和张佳散完步回到房间,吴一翔正躺在我**。
“老兄,是不是走错房间了?”我笑着问道。
吴一翔一个挺身坐了起来,阴笑道:“嘿嘿,和大美女出去幽会了?被骂了?”我当然立刻就明白他在说张佳,察其言色,这小子可能做了什么对不起我的事。
我道:“你潜行跟踪我们?”“绝对没有!你看我像那种人吗?”我看着他眼睛半天,估计他也和我一样在努力屏住笑,道:“不像。
简直就是!”“靠。
算了,找你有正经事。”
“什么事?”“刚才去验过货了,正品。
但是我们好像又没有这么多人用了,你说麻烦吧?”“这个……就随便吧。
这种事情你也不该对我说啊。
我是经济部的副官,只管付钱和赚钱。
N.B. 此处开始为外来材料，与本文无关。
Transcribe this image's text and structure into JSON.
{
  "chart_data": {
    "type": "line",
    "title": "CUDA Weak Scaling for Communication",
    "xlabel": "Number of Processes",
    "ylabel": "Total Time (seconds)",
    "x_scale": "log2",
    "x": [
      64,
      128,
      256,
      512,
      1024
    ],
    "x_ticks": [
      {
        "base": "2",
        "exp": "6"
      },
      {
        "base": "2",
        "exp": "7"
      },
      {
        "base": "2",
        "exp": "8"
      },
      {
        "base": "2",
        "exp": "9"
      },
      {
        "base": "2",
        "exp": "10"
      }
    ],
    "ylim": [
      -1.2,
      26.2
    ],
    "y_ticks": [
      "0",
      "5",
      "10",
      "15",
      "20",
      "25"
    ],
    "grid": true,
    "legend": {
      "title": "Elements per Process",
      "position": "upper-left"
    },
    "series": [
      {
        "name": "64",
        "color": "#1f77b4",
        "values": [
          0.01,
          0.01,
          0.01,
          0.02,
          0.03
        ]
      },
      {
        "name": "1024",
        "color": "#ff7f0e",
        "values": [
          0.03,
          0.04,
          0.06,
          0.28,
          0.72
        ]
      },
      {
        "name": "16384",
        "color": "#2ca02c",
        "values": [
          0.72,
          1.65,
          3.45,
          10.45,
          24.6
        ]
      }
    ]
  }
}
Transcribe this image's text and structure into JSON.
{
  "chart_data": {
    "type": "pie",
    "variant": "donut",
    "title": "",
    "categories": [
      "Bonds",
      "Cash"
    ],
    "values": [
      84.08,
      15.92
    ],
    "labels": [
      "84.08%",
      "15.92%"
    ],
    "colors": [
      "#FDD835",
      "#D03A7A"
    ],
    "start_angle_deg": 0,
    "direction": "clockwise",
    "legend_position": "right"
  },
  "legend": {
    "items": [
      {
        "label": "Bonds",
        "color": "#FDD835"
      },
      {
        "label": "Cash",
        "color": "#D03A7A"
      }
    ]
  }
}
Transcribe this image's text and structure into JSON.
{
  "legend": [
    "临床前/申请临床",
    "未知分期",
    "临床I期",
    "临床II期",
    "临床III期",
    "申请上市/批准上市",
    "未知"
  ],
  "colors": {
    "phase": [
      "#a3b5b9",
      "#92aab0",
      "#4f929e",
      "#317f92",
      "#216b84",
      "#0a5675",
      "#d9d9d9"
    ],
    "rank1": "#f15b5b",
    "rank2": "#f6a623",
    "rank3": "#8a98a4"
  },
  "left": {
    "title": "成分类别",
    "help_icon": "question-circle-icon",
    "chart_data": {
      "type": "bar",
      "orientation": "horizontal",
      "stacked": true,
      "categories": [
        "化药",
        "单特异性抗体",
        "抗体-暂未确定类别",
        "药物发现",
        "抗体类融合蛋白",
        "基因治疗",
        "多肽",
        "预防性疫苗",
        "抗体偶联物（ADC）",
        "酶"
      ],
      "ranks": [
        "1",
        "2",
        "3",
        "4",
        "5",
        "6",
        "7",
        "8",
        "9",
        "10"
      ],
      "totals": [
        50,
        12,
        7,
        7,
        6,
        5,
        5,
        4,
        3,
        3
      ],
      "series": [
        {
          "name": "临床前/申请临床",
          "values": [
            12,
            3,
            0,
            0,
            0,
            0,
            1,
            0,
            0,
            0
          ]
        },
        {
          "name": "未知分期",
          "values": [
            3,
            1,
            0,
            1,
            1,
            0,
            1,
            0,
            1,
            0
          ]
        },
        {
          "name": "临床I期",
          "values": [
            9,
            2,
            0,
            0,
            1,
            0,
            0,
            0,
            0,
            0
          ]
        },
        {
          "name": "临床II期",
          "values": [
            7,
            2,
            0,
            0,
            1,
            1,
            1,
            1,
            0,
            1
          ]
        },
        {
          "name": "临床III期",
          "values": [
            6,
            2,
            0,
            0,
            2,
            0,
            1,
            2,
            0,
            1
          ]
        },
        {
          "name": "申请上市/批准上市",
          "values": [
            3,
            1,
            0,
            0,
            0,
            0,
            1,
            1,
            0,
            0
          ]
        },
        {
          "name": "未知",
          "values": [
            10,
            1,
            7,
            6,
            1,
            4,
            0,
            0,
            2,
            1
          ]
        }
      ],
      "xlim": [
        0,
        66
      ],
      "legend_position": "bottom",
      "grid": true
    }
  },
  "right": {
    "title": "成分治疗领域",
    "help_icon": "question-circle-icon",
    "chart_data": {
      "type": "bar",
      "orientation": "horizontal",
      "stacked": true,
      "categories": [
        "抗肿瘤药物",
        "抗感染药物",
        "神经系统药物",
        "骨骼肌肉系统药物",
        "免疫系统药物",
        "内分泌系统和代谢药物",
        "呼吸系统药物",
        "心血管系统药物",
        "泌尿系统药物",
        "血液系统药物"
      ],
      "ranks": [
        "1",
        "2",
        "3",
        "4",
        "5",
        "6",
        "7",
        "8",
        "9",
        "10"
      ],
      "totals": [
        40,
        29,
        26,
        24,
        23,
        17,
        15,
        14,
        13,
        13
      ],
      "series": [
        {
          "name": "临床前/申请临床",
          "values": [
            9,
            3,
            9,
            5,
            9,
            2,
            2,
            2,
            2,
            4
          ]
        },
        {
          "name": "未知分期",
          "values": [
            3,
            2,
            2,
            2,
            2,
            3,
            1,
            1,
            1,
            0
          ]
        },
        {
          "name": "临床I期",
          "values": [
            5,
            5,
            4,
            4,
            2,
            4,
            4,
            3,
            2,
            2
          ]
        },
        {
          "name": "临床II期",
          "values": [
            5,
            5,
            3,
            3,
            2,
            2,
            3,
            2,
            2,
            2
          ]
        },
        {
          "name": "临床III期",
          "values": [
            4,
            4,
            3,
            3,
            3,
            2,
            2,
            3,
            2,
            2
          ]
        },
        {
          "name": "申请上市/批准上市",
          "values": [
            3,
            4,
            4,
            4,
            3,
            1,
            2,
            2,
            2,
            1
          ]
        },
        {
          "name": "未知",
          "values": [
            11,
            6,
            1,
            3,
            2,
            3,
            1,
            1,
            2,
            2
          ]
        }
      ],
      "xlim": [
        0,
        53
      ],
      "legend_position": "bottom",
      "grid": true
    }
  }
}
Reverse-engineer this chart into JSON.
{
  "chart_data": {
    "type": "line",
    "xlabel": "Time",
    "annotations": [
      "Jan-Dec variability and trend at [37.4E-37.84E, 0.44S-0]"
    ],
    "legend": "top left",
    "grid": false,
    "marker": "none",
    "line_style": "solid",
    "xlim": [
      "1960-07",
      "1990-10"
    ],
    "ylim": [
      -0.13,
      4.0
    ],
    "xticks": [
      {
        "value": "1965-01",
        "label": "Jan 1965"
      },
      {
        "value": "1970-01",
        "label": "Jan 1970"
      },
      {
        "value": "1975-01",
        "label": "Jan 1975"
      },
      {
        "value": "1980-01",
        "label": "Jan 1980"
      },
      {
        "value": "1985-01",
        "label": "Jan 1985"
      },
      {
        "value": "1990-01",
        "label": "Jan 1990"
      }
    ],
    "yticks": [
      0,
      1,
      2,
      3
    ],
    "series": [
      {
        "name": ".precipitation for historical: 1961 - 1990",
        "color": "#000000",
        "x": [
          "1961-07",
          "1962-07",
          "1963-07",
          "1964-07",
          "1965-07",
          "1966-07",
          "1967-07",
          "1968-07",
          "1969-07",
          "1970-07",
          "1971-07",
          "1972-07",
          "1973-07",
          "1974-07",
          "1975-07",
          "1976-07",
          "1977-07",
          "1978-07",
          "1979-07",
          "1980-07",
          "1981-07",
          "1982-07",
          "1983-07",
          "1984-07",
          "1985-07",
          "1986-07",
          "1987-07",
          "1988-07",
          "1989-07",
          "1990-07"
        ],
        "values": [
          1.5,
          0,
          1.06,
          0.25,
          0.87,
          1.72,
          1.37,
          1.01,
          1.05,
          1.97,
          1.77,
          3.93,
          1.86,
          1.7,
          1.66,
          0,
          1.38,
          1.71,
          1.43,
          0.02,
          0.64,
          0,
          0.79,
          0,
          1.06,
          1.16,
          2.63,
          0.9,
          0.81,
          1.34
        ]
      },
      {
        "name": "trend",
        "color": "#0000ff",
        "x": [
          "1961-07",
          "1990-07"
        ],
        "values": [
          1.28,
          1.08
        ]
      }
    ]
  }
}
”
“你是不是不想干了?这个组织将来如何都与你无关?”吴一翔愣了两秒钟,厉色对我说道。
我还是怀疑他潜行跟踪了我和张佳,因为刚才那句话并没有什么洗手不干的意思吧,他何以如此**?“乔林,怎么你也这么不负责任?”“不是我不负责任。
不在其位不谋其政,我只要专心赚钱就算尽责了。”
吴一翔眼睛一亮,道:“你的意思是要个职位?”“唉,不是。
我的意思是说,你们该承担更大的责任,那是你们的职责。
你盯着我干吗?我又未必做得好。”
“你自己看看现在的那个委员会。
钱凝是个殉道者。
朱伟只有一个猪胃。
秦丝颖是个天真的小妹妹。
武炳坤那么阴险怎么能和他共事?杜澎倒还好,就是不关心其他事,除了钱一句多余的话都没有。
还有你的张佳,像水一样,放什么瓶子里定什么型。”
“不是‘我的张佳’,这个你要说清楚,别坏了人家女孩的清誉。”
“你省省吧。
现在谁还像你这样,古董。”
“晕倒……”“靠!你以为带两个时髦词就是现代人了?小样,从骨子里就是古董!”吴一翔说完就出去了,刚好碰到下楼的张佳,楼梯拐角处传来一声怪笑。
“他怎么了?”张佳见我出来,顺便问了一声。
我一摊手,道:“谁知道呢?进来把每个人都数落了一顿。
他大概不想看到血莲会这么快就结束吧。
还说我不负责任呢。”
“生死有命,人和组织都一样。
要不怎么说法人呢?”张佳的确看得开,够自然。
“不知道啊,这算不算袖手旁观?”我长叹一口气。
张佳幽幽道:“你还没有看出其中关节?这个是人心的问题。
不是说大家的目标一致就能走到一起的,血莲会本来就被人为地捏在一起,崩裂是很自然的事情。”
“的确如此。
大概吴一翔只是不想看到这么快就崩裂。
也或者,他能接受血莲会的解散,但是不能接受崩裂……”“不知道老伯怎么样了。
你回来之后还没见过他吧?”“他怎么了?”我想起刚才吴一翔说钱凝是个殉道者,其实老伯才是真正的殉道者。
“听说有人硬是分裂了出去,所以把自己关在基地里不出来,也不让我们进去……”“可怜的老人。”